Kompas TV internasional kompas dunia

Presiden AS Joe Biden Setujui Sanksi Terhadap Militer Myanmar dan Kepentingan Bisnis Mereka

Kompas.tv - 11 Februari 2021, 06:05 WIB
presiden-as-joe-biden-setujui-sanksi-terhadap-militer-myanmar-dan-kepentingan-bisnis-mereka
Presiden Joe Biden berbicara bersama Wakil Presiden Kamala Harris tentang tanggapan pemerintahannya terhadap kudeta di Myanmar di Auditorium Pengadilan Selatan di kompleks Gedung Putih, Rabu, 10 Februari 2021, di Washington. (Sumber: AP Photo/Patrick Semansky)
Penulis : Edwin Shri Bimo

WASHINGTON, KOMPAS.TV – Presiden Amerika Serikat Joe Biden hari Rabu, (10/02/2021) di Washington DC menyatakan sudah menyetujui perintah eksekutif untuk menerapkan sanksi baru kepada mereka yang bertanggung jawab atas kudeta militer di Myanmar, demikian dilansir Reuters, Kamis (11/02/2021)

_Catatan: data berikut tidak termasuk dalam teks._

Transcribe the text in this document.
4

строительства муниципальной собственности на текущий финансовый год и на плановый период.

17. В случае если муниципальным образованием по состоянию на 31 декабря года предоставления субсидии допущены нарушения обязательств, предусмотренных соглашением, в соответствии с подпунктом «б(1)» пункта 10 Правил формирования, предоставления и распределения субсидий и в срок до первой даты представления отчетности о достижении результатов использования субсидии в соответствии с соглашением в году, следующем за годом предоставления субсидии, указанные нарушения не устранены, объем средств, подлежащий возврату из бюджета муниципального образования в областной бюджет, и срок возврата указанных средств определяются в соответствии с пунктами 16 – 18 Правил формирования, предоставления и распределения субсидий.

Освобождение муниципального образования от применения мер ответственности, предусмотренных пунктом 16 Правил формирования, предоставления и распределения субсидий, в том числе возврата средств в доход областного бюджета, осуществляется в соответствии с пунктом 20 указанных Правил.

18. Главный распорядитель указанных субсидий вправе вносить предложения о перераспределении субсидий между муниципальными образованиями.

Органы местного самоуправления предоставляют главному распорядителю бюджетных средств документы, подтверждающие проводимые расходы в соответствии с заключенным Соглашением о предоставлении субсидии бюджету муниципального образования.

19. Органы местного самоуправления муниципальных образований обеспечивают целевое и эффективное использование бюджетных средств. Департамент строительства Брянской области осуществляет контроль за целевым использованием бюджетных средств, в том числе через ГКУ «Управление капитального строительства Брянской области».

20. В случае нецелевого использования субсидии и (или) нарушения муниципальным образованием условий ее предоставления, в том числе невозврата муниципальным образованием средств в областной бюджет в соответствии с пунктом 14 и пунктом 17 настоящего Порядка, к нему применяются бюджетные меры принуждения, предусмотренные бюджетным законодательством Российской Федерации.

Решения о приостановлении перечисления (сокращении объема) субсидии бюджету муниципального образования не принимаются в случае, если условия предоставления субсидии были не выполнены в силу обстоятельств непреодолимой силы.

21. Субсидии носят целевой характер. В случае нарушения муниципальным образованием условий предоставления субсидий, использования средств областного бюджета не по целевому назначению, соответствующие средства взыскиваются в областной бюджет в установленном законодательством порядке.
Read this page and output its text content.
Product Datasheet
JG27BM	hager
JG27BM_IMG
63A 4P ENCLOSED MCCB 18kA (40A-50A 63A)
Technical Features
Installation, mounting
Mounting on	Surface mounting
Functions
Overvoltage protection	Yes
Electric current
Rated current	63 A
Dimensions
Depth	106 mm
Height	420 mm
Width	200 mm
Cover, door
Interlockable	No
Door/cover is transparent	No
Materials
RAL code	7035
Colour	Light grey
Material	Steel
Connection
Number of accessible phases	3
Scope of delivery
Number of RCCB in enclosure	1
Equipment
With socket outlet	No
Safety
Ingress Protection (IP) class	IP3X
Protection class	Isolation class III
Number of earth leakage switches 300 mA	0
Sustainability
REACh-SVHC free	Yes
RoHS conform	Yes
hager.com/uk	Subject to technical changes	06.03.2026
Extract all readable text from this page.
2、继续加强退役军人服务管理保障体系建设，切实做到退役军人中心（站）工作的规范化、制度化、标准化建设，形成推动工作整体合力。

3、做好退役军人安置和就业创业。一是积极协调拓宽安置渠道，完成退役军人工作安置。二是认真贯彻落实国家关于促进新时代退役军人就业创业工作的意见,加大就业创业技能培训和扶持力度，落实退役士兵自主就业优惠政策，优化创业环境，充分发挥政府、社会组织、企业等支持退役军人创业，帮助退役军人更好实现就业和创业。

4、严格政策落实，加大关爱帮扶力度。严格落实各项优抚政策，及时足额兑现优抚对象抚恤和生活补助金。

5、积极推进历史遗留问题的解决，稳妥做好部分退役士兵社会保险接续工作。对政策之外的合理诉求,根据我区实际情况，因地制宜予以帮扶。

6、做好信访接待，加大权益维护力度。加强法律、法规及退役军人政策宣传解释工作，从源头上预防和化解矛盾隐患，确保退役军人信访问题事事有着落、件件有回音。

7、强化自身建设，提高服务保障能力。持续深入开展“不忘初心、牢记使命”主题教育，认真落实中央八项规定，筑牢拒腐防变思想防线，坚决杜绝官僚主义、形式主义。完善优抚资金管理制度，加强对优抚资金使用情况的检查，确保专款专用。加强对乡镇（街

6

Biden juga mengulangi tuntutannya agar para jenderal itu mengembalikan kekuasaan pemerintahan sipil dan membebaskan seluruh pemimpin sipil.

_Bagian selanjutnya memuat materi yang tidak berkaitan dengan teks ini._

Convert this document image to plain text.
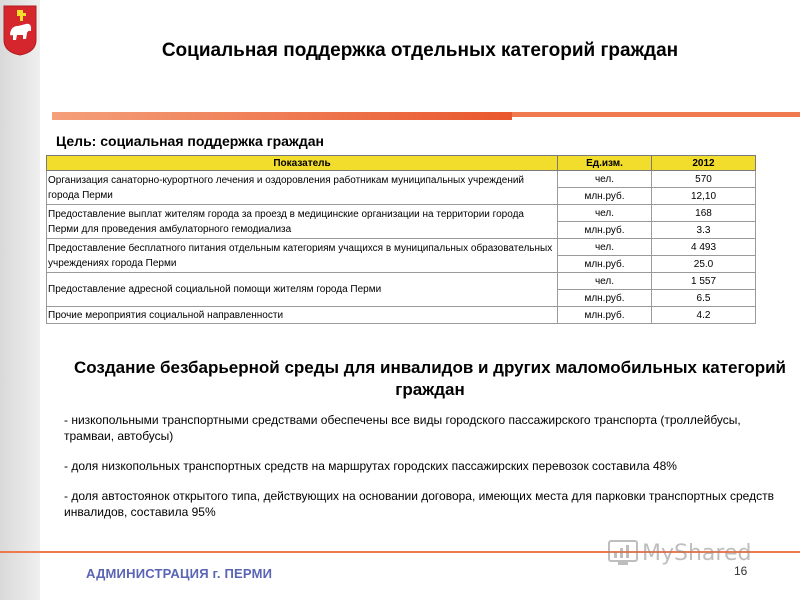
Социальная поддержка отдельных категорий граждан
Цель: социальная поддержка граждан
Показатель	Ед.изм.	2012
Организация санаторно-курортного лечения и оздоровления работникам муниципальных учреждений города Перми	чел.	570
	млн.руб.	12,10
Предоставление выплат жителям города за проезд в медицинские организации на территории города Перми для проведения амбулаторного гемодиализа	чел.	168
	млн.руб.	3.3
Предоставление бесплатного питания отдельным категориям учащихся в муниципальных образовательных учреждениях города Перми	чел.	4 493
	млн.руб.	25.0
Предоставление адресной социальной помощи жителям города Перми	чел.	1 557
	млн.руб.	6.5
Прочие мероприятия социальной направленности	млн.руб.	4.2
Создание безбарьерной среды для инвалидов и других маломобильных категорий граждан

- низкопольными транспортными средствами обеспечены все виды городского пассажирского транспорта (троллейбусы, трамваи, автобусы)

- доля низкопольных транспортных средств на маршрутах городских пассажирских перевозок составила 48%

- доля автостоянок открытого типа, действующих на основании договора, имеющих места для парковки транспортных средств инвалидов, составила 95%

MyShared
АДМИНИСТРАЦИЯ г. ПЕРМИ	16
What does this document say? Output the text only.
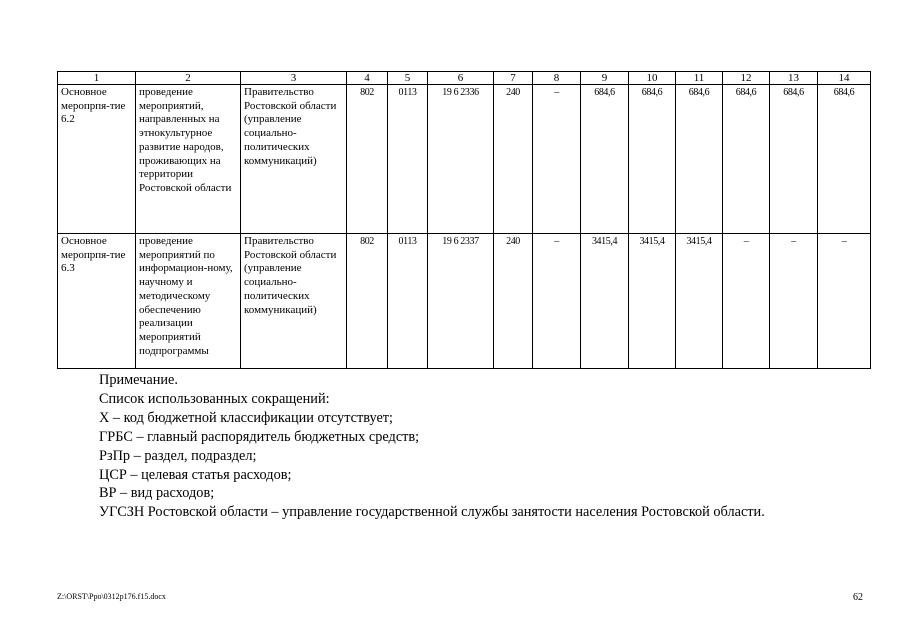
1	2	3	4	5	6	7	8	9	10	11	12	13	14
Основное меропрпя-тие 6.2	проведение мероприятий, направленных на этнокультурное развитие народов, проживающих на территории Ростовской области	Правительство Ростовской области (управление социально-политических коммуникаций)	802	0113	19 6 2336	240	–	684,6	684,6	684,6	684,6	684,6	684,6
Основное меропрпя-тие 6.3	проведение мероприятий по информацион-ному, научному и методическому обеспечению реализации мероприятий подпрограммы	Правительство Ростовской области (управление социально-политических коммуникаций)	802	0113	19 6 2337	240	–	3415,4	3415,4	3415,4	–	–	–
Примечание.
Список использованных сокращений:
Х – код бюджетной классификации отсутствует;
ГРБС – главный распорядитель бюджетных средств;
РзПр – раздел, подраздел;
ЦСР – целевая статья расходов;
ВР – вид расходов;
УГСЗН Ростовской области – управление государственной службы занятости населения Ростовской области.
Z:\ORST\Ppo\0312p176.f15.docx	62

Dalam pernyataannya, Biden mengatakan perintahnya itu membuat jajarnanya bisa “menerapkan sanksi segera kepada pemimpin militer yang menyutradarai kudeta, kepentingan bisnis mereka, dan juga keluarga dekat mereka,”

Biden mengatakan pemerintahnya akan mengidentifikasi sasaran pertama mereka minggu ini dan akan mengambil langkah untuk mencegah para jenderal di Myanmar menarik 1 miliar dollar AS dana pemerintah Myanmar yang saat ini ada di Amerika Serikat.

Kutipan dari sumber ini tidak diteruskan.